Hugo Black and the Bill of Rights

95px-HugoLaFayetteBlackIn a draft paper, I make the argument that the Bill of Rights did not become significant in American law until the 1940s.  The most important figure in making the Bill of Rights central to our constitutional culture, I say, was Franklin D. Roosevelt, who elevated that text in a series of high-profile speeches from 1934 to 1941.  The paper does not examine references to the Bill of Rights outside of the Supreme Court and presidential addresses (both from 1789 to the 1940s), but now I think I may need to make an exception.

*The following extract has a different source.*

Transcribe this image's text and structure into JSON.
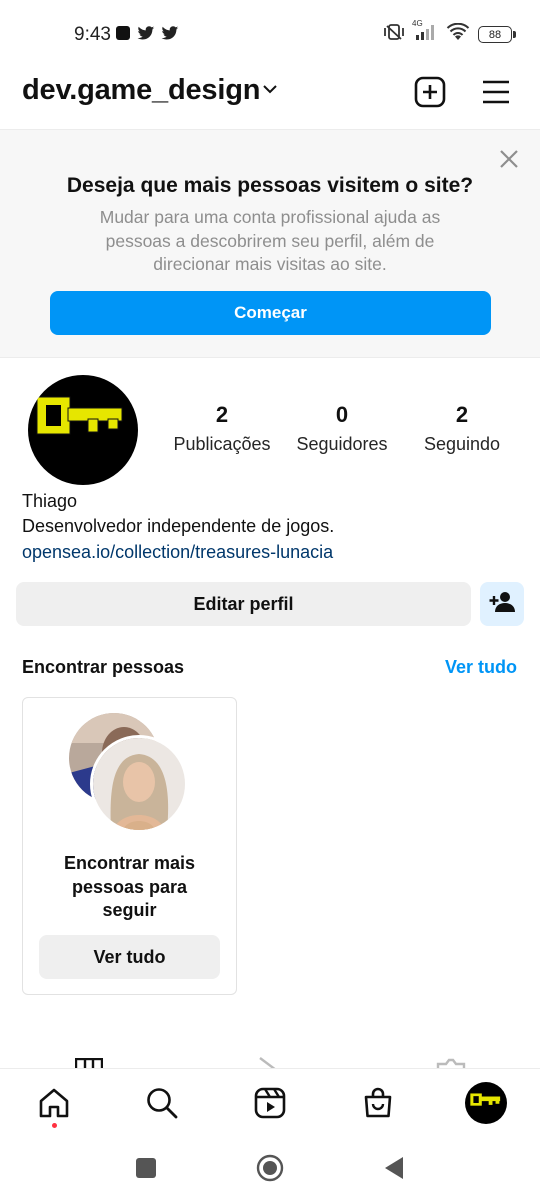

In 1937, the President nominated Senator Hugo L. Black to the Supreme Court.  After Black was confirmed, the media exposed his membership in the Ku Klux Klan during the 1920s.  Amid calls for his resignation, Black gave a national radio address that was heard by a huge audience estimated at 40 million.  He began with this line:  “The Constitution is the supreme law of our country.  The Bill of Rights is the heart of the Constitution.”  That is as clear a statement as anyone can make about that issue, and Black’s speech came less than two weeks after FDR stressed the Bill of Rights in his Constitution Day Address.  Black’s statement, of course, can now be seen as a forerunner of his advocacy for the total incorporation of the Bill of Rights during his tenure on the Court.